Kami ada di atas bukit, memandangi perkebunan milik penduduk desa ini.
Udara yang sejuk, jernih, hening, damai, dan tentu saja tanpa polusi yang
berlebihan. Disini memang lebih menenangkan, menyenangkan, dan benar-benar,
maksudku sangat benar-benar harus
membuatku tenang. Akan tetapi tidak, Aku masih kurang tenang.
“Jika manusia jaman dahulu nggak mencoba mengelilingi bumi, maka nggak akan
tahu kalau bumi itu bulat. Bukankah sebelumnya itu menjadi sebuah kebingungan?
Sama artinya dengan sebuah kebimbangan,” ucapan Vino benar-benar mengandung
arti lain di dalamnya, “tapi, segala pemikiran yang baik, hasilnya pun akan
baik. Itu sama dengan lingkaran di depan matamu, tergantung bagaimana kamu
memikirkannya.”
Lingkaran itu. Dia pasti mengerti tentang lingkaran yang selalu mengusik
kepalaku.
Dari atas sini, di bawah sana ada sekelompok anak yang bermain
layang-layang sambil berlari. Ada beberapa juga yang mengejar layangan dengan
riang gembira padahal kalau di pikir-pikir, layangan seperti itu pasti bisa
dengan mudah mereka beli lagi. Namun, hal itu adalah pemikiran orang dewasa,
anak-anak mengejarnya hanya karena mengejar suatu kepuasan batin, kesenangan hati.
“Jika boleh meminta satu permohonan pada Tuhan, aku akan meminta menjadi
anak-anak lagi,” Vino bicara lirih, “benarkan?”

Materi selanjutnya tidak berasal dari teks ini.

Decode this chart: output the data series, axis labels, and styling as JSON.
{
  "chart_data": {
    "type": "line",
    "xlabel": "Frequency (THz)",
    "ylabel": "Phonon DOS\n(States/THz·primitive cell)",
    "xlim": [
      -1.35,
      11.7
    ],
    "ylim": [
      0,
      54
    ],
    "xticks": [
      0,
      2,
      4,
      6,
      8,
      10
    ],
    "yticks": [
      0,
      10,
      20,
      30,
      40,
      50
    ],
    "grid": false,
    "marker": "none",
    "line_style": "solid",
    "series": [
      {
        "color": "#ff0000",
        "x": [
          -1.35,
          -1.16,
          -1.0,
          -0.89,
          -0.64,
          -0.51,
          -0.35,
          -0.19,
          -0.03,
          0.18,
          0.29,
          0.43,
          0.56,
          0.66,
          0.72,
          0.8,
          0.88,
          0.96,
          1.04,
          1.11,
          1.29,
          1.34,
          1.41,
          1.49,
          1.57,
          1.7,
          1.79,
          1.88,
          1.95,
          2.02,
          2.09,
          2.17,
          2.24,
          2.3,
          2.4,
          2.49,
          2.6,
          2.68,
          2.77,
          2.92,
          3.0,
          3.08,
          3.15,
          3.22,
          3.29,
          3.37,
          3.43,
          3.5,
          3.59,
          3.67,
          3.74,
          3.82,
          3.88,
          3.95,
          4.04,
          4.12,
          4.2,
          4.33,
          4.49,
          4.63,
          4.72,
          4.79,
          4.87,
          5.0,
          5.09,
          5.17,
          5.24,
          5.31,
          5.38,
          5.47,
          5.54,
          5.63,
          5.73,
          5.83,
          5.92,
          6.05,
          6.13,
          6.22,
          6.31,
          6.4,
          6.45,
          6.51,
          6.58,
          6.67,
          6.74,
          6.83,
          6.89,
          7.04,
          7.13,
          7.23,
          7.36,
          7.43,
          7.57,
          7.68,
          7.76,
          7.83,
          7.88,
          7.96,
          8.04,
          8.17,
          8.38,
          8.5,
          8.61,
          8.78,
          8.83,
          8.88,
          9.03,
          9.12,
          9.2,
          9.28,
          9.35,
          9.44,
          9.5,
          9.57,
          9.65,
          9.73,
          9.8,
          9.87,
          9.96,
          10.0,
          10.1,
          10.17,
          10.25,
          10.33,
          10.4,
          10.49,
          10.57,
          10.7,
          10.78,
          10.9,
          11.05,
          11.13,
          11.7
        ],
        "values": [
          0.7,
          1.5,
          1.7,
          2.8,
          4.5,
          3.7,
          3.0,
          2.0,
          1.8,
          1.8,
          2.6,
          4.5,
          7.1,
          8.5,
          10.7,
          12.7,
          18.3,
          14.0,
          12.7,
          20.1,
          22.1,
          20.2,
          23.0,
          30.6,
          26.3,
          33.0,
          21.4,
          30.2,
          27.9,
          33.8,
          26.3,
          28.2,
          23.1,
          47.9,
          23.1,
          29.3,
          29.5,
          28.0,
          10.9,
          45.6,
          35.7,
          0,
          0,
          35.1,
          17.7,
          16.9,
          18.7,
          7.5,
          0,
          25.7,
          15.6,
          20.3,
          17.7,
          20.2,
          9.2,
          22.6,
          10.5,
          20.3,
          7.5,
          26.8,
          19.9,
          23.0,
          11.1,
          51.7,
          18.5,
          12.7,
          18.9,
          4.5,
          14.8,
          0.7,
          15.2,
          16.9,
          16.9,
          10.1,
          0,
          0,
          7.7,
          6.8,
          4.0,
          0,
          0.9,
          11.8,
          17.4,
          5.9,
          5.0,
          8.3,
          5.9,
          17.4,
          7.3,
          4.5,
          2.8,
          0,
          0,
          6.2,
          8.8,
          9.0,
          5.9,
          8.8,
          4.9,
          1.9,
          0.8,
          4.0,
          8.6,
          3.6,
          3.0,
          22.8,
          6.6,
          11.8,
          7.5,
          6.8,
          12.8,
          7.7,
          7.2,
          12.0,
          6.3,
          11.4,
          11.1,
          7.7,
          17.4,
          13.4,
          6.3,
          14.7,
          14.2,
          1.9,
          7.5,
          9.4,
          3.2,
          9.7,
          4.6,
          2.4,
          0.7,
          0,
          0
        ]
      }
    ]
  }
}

“Aku nggak mau jadi anak-anak lagi, kalau aku jadi anak-anak lagi, dunia
nggak akan berputar.”
“Terus? Apa itu penting?” dia tertawa cekikikan dan tawanya yang persis
seperti kuntilanak itu benar-benar mengganggu.
Masih kulihat anak-anak itu bermain dan layang-layang itu ke angkasa. Rasanya, Aku ingin bisa bermain layang-layang
itu dalam kehidupan sebenarnya. Atau, lebih tepatnya ini bukan tentang
layang-layang lagi.
**
“Test test test, huoooo!” Jesika berteriak-teriak ketika memasuki pintu
kelas, “ish kan, mana tugas?! Mana tugas?!” dia berkeliling kelas, “mana!”
Cewek satu ini sudah seperti ini setiap hari, setiap pagi, bahkan setiap
ada tugas. Dia akan berkeliling kelas untuk mengetahui siapa yang sudah
mengerjakan tugas dari guru dan tidak salah lagi, dia menyalinnya. Dasar
kebiasaan.
“Salsa, nyontek tugas elo sih,” kata Jesika manis, “ya ya ya?”
“Belum gue Jes,” jawabku jujur, “kan kata ibu itu buat di pelajarin aja itu
soal untuk di tes nanti,”
“Yah Sa, lo kan tau otak gue gimana,” Jesika mengeluh lalu berkeliling lagi
dan menghampiri Tio, “Nah, pasti lo udah ngerjain nih!” kata Jesika yakin dan
Tio langsung memberikan buku tugasnya begitu saja.